The population stabilises with social development and women securing agency over their lives. The total fertility rate (TFR) is the term demographers use to measure how many children, on average, a woman will have over her lifetime. If it comes down to 2.1, the population would neither decrease nor increase (it is a little above 2 because all children do not live to adulthood). The TFR in the southern states is well below 2.1. It has been coming down in all states, for all social groups.. Already, TFR for India as a whole has reached 2.2, dropping from the level of 5.2 in 1971. It is above 2.1 for the country as a whole because of Uttar Pradesh, Bihar, Madhya Pradesh and Rajasthan lag other states. But even in these laggard states, the trend is downward and even without any coercive measures, the TFR would come down below the replacement level in every state this decade. With some measures to improve social development and women’s agency, that trend would accelerate.
Love jihad laws have been adopted to create a weapon with which to ostracise and target Muslim men, and cases charged under the law are pursued with zeal, and vigilante groups use Love Jihad as a reason for attacking elderly Muslim men, accusing them of being relatives of Love Jihad perpetrators. A recent such incident in Kanpur did its job of polarising people on religious lines.
The Taliban’s return to power in Afghanistan has been particularly convenient, from this perspective. It helps strengthen the image of the Muslim as a medieval blot on civilisation. Some Muslim leaders have abetted the BJP cause by praising the Taliban. Some ‘secular liberals’ help the BJP by refusing to call out fundamentalism and radicalism among Muslims, for fear of feeding the BJP propaganda. Incidentally, K Muneer, a prominent leader of the Muslim League in Kerala, has condemned the Taliban and its ideology in unequivocal terms, on his Facebook page.
Secularists are fond of flaunting their virtue, but many forget that the only shield against a majoritarian takeover of the country is democracy, and democracy alone. Those who subvert democracy in the name of religious tradition and sanctity harm themselves and others, whatever their religion. Liberals who tread on eggshells when it comes to radical tendencies among the minorities are pushing the majority into the hands of the BJP, apart from weakening the cause of democracy.

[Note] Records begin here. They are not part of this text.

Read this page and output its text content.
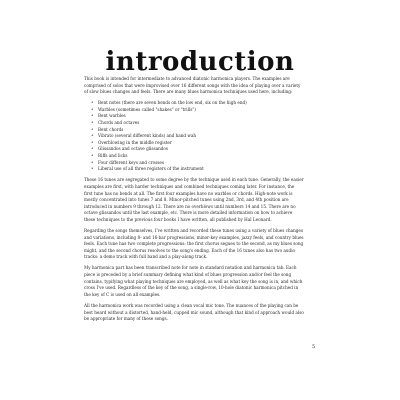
introduction

This book is intended for intermediate to advanced diatonic harmonica players. The examples are comprised of solos that were improvised over 16 different songs with the idea of playing over a variety of slow blues changes and feels. There are many blues harmonica techniques used here, including:

• Bent notes (there are seven bends on the low end, six on the high end)
• Warbles (sometimes called "shakes" or "trills")
• Bent warbles
• Chords and octaves
• Bent chords
• Vibrato (several different kinds) and hand wah
• Overblowing in the middle register
• Glissandos and octave glissandos
• Riffs and licks
• Four different keys and crosses
• Liberal use of all three registers of the instrument

These 16 tunes are segregated to some degree by the technique used in each tune. Generally, the easier examples are first, with harder techniques and combined techniques coming later. For instance, the first tune has no bends at all. The first four examples have no warbles or chords. High-note work is mostly concentrated into tunes 7 and 8. Minor-pitched tunes using 2nd, 3rd, and 4th position are introduced in numbers 9 through 12. There are no overblows until numbers 14 and 15. There are no octave glissandos until the last example, etc. There is more detailed information on how to achieve these techniques to the previous four books I have written, all published by Hal Leonard.

Regarding the songs themselves, I've written and recorded these tunes using a variety of blues changes and variations, including 8- and 16-bar progressions, minor-key examples, jazzy feels, and country blues feels. Each tune has two complete progressions: the first chorus segues to the second, as my blues song might, and the second chorus resolves to the song's ending. Each of the 16 tunes also has two audio tracks: a demo track with full band and a play-along track.

My harmonica part has been transcribed note for note in standard notation and harmonica tab. Each piece is preceded by a brief summary defining what kind of blues progression and/or feel the song contains, typifying what playing techniques are employed, as well as what key the song is in, and which cross I've used. Regardless of the key of the song, a single-row, 10-hole diatonic harmonica pitched in the key of C is used on all examples.

All the harmonica work was recorded using a clean vocal mic tone. The nuances of the playing can be best heard without a distorted, hand-held, cupped mic sound, although that kind of approach would also be appropriate for many of these songs.

5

One Congress leader who landed in a spot where he could have reacted with traditional liberal squeamishness on radical tendencies among Muslims has been Congress MP Shashi Tharoor. To Tharoor’s credit, he refused to back down on his tweet about the possibility of there being some Malayali Taliban in Afghanistan, which created a backlash among liberals, who choose to ignore the reality that radicalised zealots have succeeded in mobilising a few Kerala youth to join Jihad in Afghanistan and Syria. It was a good week for Tharoor – the courts have acquitted him of having any hand in his late wife Sunanda Pushkar’s untimely death, a charge pursued by pro-BJP media outlets.
Will the return of the Taliban and America’s exit from Afghanistan help the Americans consolidate their forces where they matter the most, or will it signal American weakness to China, Russia and Islamist groups around the world, besides to American allies?
Is there some such thing as a reformed Taliban, which would refrain from letting terror groups operate on their soil and let a modicum of democracy filter through the giant umbrella os Sharia they have unfurled over Afghanistan?
The answers to such questions are open to debate. What is certain is that the Taliban have joined the Uttar Pradesh election campaign with full-throated zeal.